For those of us who concern ourselves with every little twist and turn of the ever-changing state US housing market, it can be easy to loose perspective and conclude that everyone else interprets the data similarly.
In fact, though, nothing could be farther that the truth. At every turn there seems to be some willing to ignore what would seem like fairly substantial evidence that things are awry, in favor of some “reinterpretation” or otherwise “new era” view of things.
In March of this year, a husband and wife team of Gary and Margaret Hwang Smith, two professors of economics from Pomona College presented a paper at the Brookings institute entitled “Bubble, Bubble Where’s the Housing Bubble”. The paper, subsequently being widely read and reported on after landing on the front page of the New York Times, presented a new analysis of housing that would seem to all but eliminate the possibility that housing bubbles were occurring, even in some of the most active and “frothy” markets.
"Most of the country is certainly not in a bubble if you define a bubble as prices far above fundamentals," said Gary Smith, who is the Fletcher Jones Professor of Economics at Pomona College. "The average person in the U.S. is still better off buying than renting."
More recently, two Congressional economists made similar arguments in the spring 2006 edition of widely read quarterly journal.
In the article entitled “A Collapsing Housing Bubble?”, Ike Brannon and Suzanne Stewart, who are apparently members of the staff of Senator Orrin Hatch, skillfully present several arguments that seem to dispel the possibility of a housing bubble.
Particularly notable was the presentation of the ratio of “owners equivalent rent” to two different home prices indexes.
Arguing that the Office of Federal Housing Enterprise Oversight (OFHEO) Home Price Index over-represents the impact that home improvements have on the accuracy of such a ratio, the authors offer an alternative home price index to base the analysis.
Claiming that the Census Bureaus “Constant Quality Index”, an index that attempt to track home prices of “equivalent quality” homes over time, would be a better fit for such analysis, the authors produce a chart which would have one easily concluding that there is no significant discrepancy between rents and home values thus bubble fears are overdone.

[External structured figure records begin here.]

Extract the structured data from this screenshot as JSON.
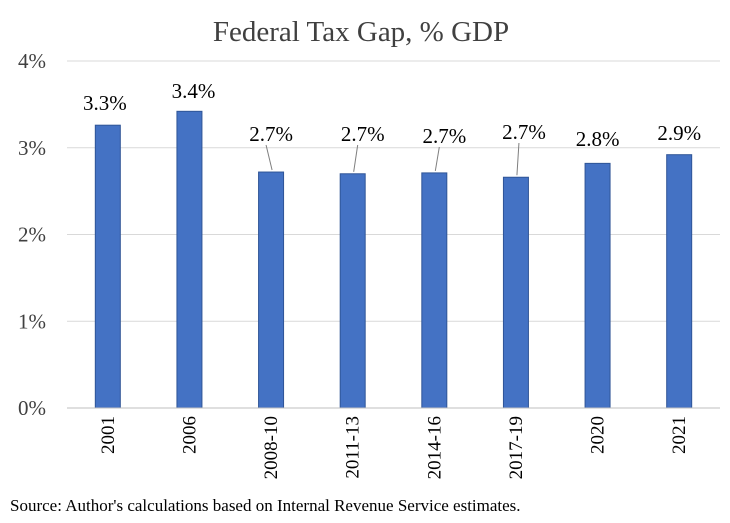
{
  "chart_data": {
    "type": "bar",
    "title": "Federal Tax Gap, % GDP",
    "categories": [
      "2001",
      "2006",
      "2008-10",
      "2011-13",
      "2014-16",
      "2017-19",
      "2020",
      "2021"
    ],
    "values": [
      3.26,
      3.42,
      2.72,
      2.7,
      2.71,
      2.66,
      2.82,
      2.92
    ],
    "data_labels": [
      "3.3%",
      "3.4%",
      "2.7%",
      "2.7%",
      "2.7%",
      "2.7%",
      "2.8%",
      "2.9%"
    ],
    "ylim": [
      0,
      4
    ],
    "yticks": [
      0,
      1,
      2,
      3,
      4
    ],
    "ytick_labels": [
      "0%",
      "1%",
      "2%",
      "3%",
      "4%"
    ],
    "xlabel": "",
    "ylabel": "",
    "grid": true,
    "bar_color": "#4472c4"
  },
  "source": "Source: Author's calculations based on Internal Revenue Service estimates."
}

Trouble is, they forgot to mention that the “Constant Quality Index” has many significant flaws in its formulation not the least of which is that it tracks a mere 14000 homes compared to the 32 million homes accounted for by the significantly more widely accepted OFHEO House Price Index.

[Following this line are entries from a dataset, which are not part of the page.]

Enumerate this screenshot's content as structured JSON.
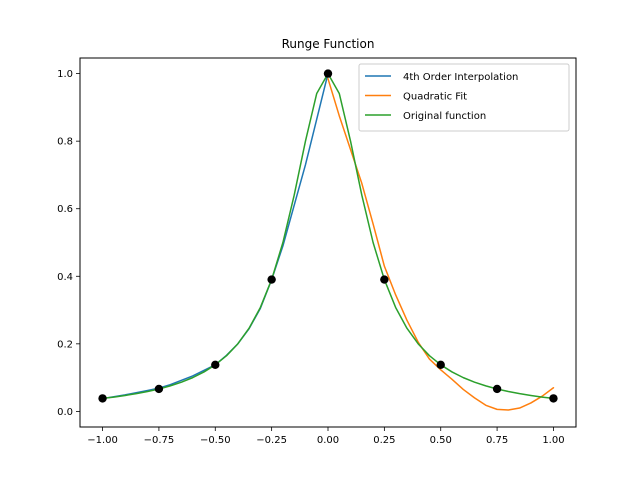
{
  "chart_data": {
    "type": "line",
    "title": "Runge Function",
    "xlabel": "",
    "ylabel": "",
    "xlim": [
      -1.1,
      1.1
    ],
    "ylim": [
      -0.0462,
      1.0462
    ],
    "xticks": [
      -1.0,
      -0.75,
      -0.5,
      -0.25,
      0.0,
      0.25,
      0.5,
      0.75,
      1.0
    ],
    "xtick_labels": [
      "−1.00",
      "−0.75",
      "−0.50",
      "−0.25",
      "0.00",
      "0.25",
      "0.50",
      "0.75",
      "1.00"
    ],
    "yticks": [
      0.0,
      0.2,
      0.4,
      0.6,
      0.8,
      1.0
    ],
    "ytick_labels": [
      "0.0",
      "0.2",
      "0.4",
      "0.6",
      "0.8",
      "1.0"
    ],
    "grid": false,
    "legend_position": "top-right",
    "series": [
      {
        "name": "4th Order Interpolation",
        "color": "#1f77b4",
        "x": [
          -1.0,
          -0.9,
          -0.8,
          -0.75,
          -0.7,
          -0.6,
          -0.5,
          -0.45,
          -0.4,
          -0.35,
          -0.3,
          -0.25,
          -0.2,
          -0.15,
          -0.1,
          -0.05,
          0.0
        ],
        "y": [
          0.038,
          0.049,
          0.062,
          0.069,
          0.079,
          0.105,
          0.138,
          0.166,
          0.2,
          0.245,
          0.305,
          0.39,
          0.49,
          0.61,
          0.73,
          0.865,
          1.0
        ]
      },
      {
        "name": "Quadratic Fit",
        "color": "#ff7f0e",
        "x": [
          0.0,
          0.05,
          0.1,
          0.15,
          0.2,
          0.25,
          0.3,
          0.35,
          0.4,
          0.45,
          0.5,
          0.55,
          0.6,
          0.65,
          0.7,
          0.75,
          0.8,
          0.85,
          0.9,
          0.95,
          1.0
        ],
        "y": [
          0.985,
          0.875,
          0.775,
          0.675,
          0.555,
          0.43,
          0.345,
          0.27,
          0.205,
          0.155,
          0.123,
          0.095,
          0.065,
          0.04,
          0.018,
          0.006,
          0.004,
          0.01,
          0.025,
          0.045,
          0.07
        ]
      },
      {
        "name": "Original function",
        "color": "#2ca02c",
        "x": [
          -1.0,
          -0.95,
          -0.9,
          -0.85,
          -0.8,
          -0.75,
          -0.7,
          -0.65,
          -0.6,
          -0.55,
          -0.5,
          -0.45,
          -0.4,
          -0.35,
          -0.3,
          -0.25,
          -0.2,
          -0.15,
          -0.1,
          -0.05,
          0.0,
          0.05,
          0.1,
          0.15,
          0.2,
          0.25,
          0.3,
          0.35,
          0.4,
          0.45,
          0.5,
          0.55,
          0.6,
          0.65,
          0.7,
          0.75,
          0.8,
          0.85,
          0.9,
          0.95,
          1.0
        ],
        "y": [
          0.0385,
          0.0424,
          0.0471,
          0.0525,
          0.0588,
          0.0664,
          0.0755,
          0.0865,
          0.1,
          0.1168,
          0.1379,
          0.1649,
          0.2,
          0.2462,
          0.3077,
          0.3902,
          0.5,
          0.64,
          0.8,
          0.9412,
          1.0,
          0.9412,
          0.8,
          0.64,
          0.5,
          0.3902,
          0.3077,
          0.2462,
          0.2,
          0.1649,
          0.1379,
          0.1168,
          0.1,
          0.0865,
          0.0755,
          0.0664,
          0.0588,
          0.0525,
          0.0471,
          0.0424,
          0.0385
        ]
      }
    ],
    "points": {
      "color": "#000000",
      "x": [
        -1.0,
        -0.75,
        -0.5,
        -0.25,
        0.0,
        0.25,
        0.5,
        0.75,
        1.0
      ],
      "y": [
        0.0385,
        0.0664,
        0.1379,
        0.3902,
        1.0,
        0.3902,
        0.1379,
        0.0664,
        0.0385
      ]
    }
  }
}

The paper goes no to describe two significant benefits of the “interest only loan” finally concluding with the following prophetic quote:
“With no specter of inflation in our future and a world of relatively low returns, investing more in a house makes perfect sense. A stagnant stock market does not send off the siren song to investors that it did a decade ago. Who is to say that in such an environment a family spending another $100,000 on a nicer house is not making a wise decision?”
Now, with housing sales in 28 states and the District of Columbia in full decline and prices starting to follow suit, one wonders how sensible it was to formulate and widely distribute such imaginative papers.